Metadata — data that describe other data — accompany every scientific data set, and their richness, quality, and interoperability determine how well data sets can be found, understood, and re-used. A number of standards are used to organize metadata, and their structural differences create difficulties for data sharing and other collaborative efforts. Metadata crosswalks remove the barrier to interoperability by providing a map between one standard and another. Crosswalks are difficult to generate because they often consist of too many terms to map by hand, and are written in natural language that cannot be effectively processed by software alone. I have written a program with which a user can construct and evaluate processing algorithms without the need to write new code. This tool allows users to quickly compare different algorithms which are suited to build crosswalks between the metadata standards that are relevant to their work.



Student: Namrata Lele

Mentor(s): Dave Vieglais, Bruce Wilson

Project: Vocabulary Term Mapping

My project consisted of implementing a tool that helps with mapping semantically similar terms between metadata vocabularies, which is important when integrating or linking data sets annotated by different and typically incompatible metadata standards.
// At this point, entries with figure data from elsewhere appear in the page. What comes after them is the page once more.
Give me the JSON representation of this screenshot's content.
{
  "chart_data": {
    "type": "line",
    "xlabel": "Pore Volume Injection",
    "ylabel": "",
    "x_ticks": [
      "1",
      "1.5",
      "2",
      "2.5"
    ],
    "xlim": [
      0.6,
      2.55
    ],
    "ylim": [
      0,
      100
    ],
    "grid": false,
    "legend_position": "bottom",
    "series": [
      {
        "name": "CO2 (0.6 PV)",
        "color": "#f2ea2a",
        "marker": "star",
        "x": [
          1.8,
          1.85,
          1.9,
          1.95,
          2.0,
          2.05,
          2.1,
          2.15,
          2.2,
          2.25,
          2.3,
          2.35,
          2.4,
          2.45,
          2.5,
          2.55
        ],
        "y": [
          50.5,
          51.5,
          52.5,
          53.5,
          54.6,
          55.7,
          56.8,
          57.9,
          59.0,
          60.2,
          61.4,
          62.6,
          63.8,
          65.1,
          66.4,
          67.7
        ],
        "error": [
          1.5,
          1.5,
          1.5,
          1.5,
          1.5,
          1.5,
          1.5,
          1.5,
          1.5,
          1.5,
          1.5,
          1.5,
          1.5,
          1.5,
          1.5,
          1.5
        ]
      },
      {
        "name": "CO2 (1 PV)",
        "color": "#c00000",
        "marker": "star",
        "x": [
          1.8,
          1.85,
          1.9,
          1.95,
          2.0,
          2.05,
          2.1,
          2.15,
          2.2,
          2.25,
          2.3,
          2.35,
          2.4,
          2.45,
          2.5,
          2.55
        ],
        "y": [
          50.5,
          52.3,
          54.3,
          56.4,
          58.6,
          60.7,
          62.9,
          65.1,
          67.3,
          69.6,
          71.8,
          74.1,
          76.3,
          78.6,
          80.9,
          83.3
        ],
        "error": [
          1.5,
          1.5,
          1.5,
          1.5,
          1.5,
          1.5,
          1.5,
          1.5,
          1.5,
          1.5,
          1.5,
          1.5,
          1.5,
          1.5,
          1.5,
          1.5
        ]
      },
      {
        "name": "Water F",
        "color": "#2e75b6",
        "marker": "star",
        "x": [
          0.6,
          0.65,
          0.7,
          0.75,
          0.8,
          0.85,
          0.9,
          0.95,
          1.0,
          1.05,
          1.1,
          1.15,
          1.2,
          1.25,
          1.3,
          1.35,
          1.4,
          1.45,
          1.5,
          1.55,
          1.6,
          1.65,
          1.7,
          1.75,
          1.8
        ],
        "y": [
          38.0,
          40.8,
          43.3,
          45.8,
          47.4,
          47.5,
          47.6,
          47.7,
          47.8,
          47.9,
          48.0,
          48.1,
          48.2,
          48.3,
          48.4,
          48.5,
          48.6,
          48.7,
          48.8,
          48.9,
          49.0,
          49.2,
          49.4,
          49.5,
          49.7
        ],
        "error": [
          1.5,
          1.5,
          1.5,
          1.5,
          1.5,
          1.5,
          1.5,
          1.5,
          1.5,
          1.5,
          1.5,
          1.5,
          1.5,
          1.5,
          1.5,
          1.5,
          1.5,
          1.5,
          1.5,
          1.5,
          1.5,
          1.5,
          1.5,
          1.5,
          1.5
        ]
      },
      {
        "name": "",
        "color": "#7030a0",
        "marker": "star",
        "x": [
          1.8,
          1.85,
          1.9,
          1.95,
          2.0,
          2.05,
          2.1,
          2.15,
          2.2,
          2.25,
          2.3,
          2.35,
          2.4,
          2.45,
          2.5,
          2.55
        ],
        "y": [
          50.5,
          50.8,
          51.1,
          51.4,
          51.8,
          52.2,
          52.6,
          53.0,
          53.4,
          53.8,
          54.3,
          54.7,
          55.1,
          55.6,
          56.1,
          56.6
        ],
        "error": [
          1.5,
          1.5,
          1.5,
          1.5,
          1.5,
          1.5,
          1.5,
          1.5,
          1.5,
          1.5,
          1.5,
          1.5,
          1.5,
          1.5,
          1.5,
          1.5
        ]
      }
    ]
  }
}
The tool I created takes two sets of terms and their descriptions as input, and returns a ranked list of matching candidate terms from the two sets. For implementation, I took advantage of the Lucene indexing system, and the General Text Matcher libraries, and I wrote parsers for different metadata standards, including Dublin Core, Darwin Core, and the Ecological Metadata Language.



Student: Serhan Akin

Mentor(s): Matt Jones, Mark Servilla

Project: Refactoring the EarthGrid SOAP API to REST style and an implementation for Metacat

EarthGrid is a lightweight Application Programming Interface (API) for web-based communication with diverse environmental data systems. Until now, it was only supported through the SOAP protocol, which involves a significant overhead for client programmers and suffers from uneven support across programming languages. This project involved refactoring current SOAP-based Earthgrid API to a REST-based architecture. REST exploits the existing technology and protocols of the Web, while decoupling the implementation of a system from its interface. I implemented a prototype within the Metacat data management system to demonstrate the effectiveness of this architecture. The results of this project will serve as a basis for the first Virtual Data Center REST API, which is currently being designed.



Student: John Harney

Mentor(s): Hilmar Lapp, Rutger Vos

Project: Semantic phyloinformatic web services using the EvoInfo stack

Scientific web services produce and consume data in many different, loosely defined formats and messaging protocols. These heterogeneities make it especially difficult for services to be discovered and used in applications. This project aimed to address this problem by mapping components of a web service interface, such as input and output data elements and operations, to concepts in a well-defined and structured semantic model (i.e. ontology). This gives prospective consumers of a web service access to the service’s functionality even if they are unfamiliar with the specific syntax of its service interfaces. To demonstrate the advantages of attaching semantic meaning to scientific web services, I implemented a rudimentary proof of concept service by utilizing the latest versions of the Web Services Description Language (WSDL 2.0) and Semantic Annotations for WSDL (SAWSDL) standard recommendations, using the data exchange (NeXML), data semantics (CDAO), and data access (phyloWS) standards for phylogenetics recently developed by the NESCent EvoInfo Working Group.